Chairman of Grain SA, Neels Ferreira, said current SA Futures Exchange (SAFEX) contracts for maize, soybeans and sunflower seed for delivery in May and July next year and price expectations meant production costs would not be recouped.
"Given the sharp year-on-year increase in input costs, it costs almost 80 percent more than last year to plant summer grain crops."
Ferreira said the price of fertilizer (up 141 to 244 percent), agricultural chemicals (on average up 65 percent), diesel (up 50 percent) and agricultural implements and machinery (on average up by 20 percent) were contributing to the cost increases.
On the output side the price of maize for delivery in July 2009fell to below the level of 1925 rand (SAFEX) on Tuesday, October 7.
This was lower than prices of approximately 2000 rand per ton (SAFEX) achieved in July 2008.
Ferreira said at the same time the price of soybeans and sunflower seed for delivery in May 2009, decreased by approximately 700 rand (down 17 percent) and 1200 rand (down 21 percent) per ton respectively.

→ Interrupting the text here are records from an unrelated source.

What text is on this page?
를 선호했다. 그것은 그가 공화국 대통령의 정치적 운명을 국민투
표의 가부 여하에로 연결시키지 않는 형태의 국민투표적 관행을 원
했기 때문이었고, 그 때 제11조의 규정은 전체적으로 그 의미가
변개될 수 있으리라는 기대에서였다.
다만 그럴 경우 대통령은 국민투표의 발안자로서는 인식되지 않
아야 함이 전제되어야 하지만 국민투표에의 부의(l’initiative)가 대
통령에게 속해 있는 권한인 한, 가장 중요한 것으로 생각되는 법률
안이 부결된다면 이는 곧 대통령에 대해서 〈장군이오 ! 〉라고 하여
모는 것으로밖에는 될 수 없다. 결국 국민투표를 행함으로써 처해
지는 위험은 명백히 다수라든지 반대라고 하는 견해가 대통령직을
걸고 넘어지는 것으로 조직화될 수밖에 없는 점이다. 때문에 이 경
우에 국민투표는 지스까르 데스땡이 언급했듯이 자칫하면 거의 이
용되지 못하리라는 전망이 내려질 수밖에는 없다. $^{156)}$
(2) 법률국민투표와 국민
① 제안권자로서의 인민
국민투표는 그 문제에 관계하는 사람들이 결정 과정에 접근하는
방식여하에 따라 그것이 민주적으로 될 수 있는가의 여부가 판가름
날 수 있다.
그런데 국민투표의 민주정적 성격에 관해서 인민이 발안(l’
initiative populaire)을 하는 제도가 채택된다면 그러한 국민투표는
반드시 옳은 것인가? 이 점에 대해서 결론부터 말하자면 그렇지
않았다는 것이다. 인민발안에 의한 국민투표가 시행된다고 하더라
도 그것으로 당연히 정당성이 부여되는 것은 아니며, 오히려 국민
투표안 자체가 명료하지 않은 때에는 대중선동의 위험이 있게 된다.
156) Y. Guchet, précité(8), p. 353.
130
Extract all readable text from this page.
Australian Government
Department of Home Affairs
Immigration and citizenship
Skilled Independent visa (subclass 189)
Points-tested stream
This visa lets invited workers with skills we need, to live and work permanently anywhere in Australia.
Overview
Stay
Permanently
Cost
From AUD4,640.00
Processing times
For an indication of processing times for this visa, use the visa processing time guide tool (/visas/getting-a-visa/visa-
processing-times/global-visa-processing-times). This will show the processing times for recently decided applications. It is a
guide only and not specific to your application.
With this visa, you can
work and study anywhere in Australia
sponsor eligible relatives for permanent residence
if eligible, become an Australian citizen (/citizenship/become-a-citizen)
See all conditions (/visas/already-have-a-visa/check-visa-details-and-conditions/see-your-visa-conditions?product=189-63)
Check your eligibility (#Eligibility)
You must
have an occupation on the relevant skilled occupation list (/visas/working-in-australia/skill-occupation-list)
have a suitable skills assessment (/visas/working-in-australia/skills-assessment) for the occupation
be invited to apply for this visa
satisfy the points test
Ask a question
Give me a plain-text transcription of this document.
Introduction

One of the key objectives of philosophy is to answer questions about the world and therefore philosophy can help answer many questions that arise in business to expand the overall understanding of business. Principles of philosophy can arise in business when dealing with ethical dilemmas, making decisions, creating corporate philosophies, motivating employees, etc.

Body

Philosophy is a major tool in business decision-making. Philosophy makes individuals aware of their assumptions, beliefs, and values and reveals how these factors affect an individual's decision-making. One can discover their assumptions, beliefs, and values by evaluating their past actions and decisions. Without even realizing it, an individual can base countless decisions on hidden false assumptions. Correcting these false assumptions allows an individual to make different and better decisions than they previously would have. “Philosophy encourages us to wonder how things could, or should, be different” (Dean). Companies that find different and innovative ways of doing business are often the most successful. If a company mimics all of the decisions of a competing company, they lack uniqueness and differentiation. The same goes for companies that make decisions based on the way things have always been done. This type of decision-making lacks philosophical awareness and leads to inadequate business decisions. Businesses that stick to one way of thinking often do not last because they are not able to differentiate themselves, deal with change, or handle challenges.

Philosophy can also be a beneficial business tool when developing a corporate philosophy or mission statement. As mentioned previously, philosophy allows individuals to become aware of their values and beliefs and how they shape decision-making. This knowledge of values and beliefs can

Given these price ratios, Grain South Africa's calculations indicate a negative margin above total costs of approximately 110 rand per ton for maize at an average yield of four ton per hectare.
Ferreira said the result of this was that grain producers could be forced to scale down plantings.
"In a normal year, climate wise, this should not result in a food security crisis.
"However, should weather conditions fall below normal, it could have a negative impact on the availability of grain in the coming season," Ferreira said.
He said the negative trend of the grain input - output ratio would call for increased focus on effective production and marketing by grain farmers.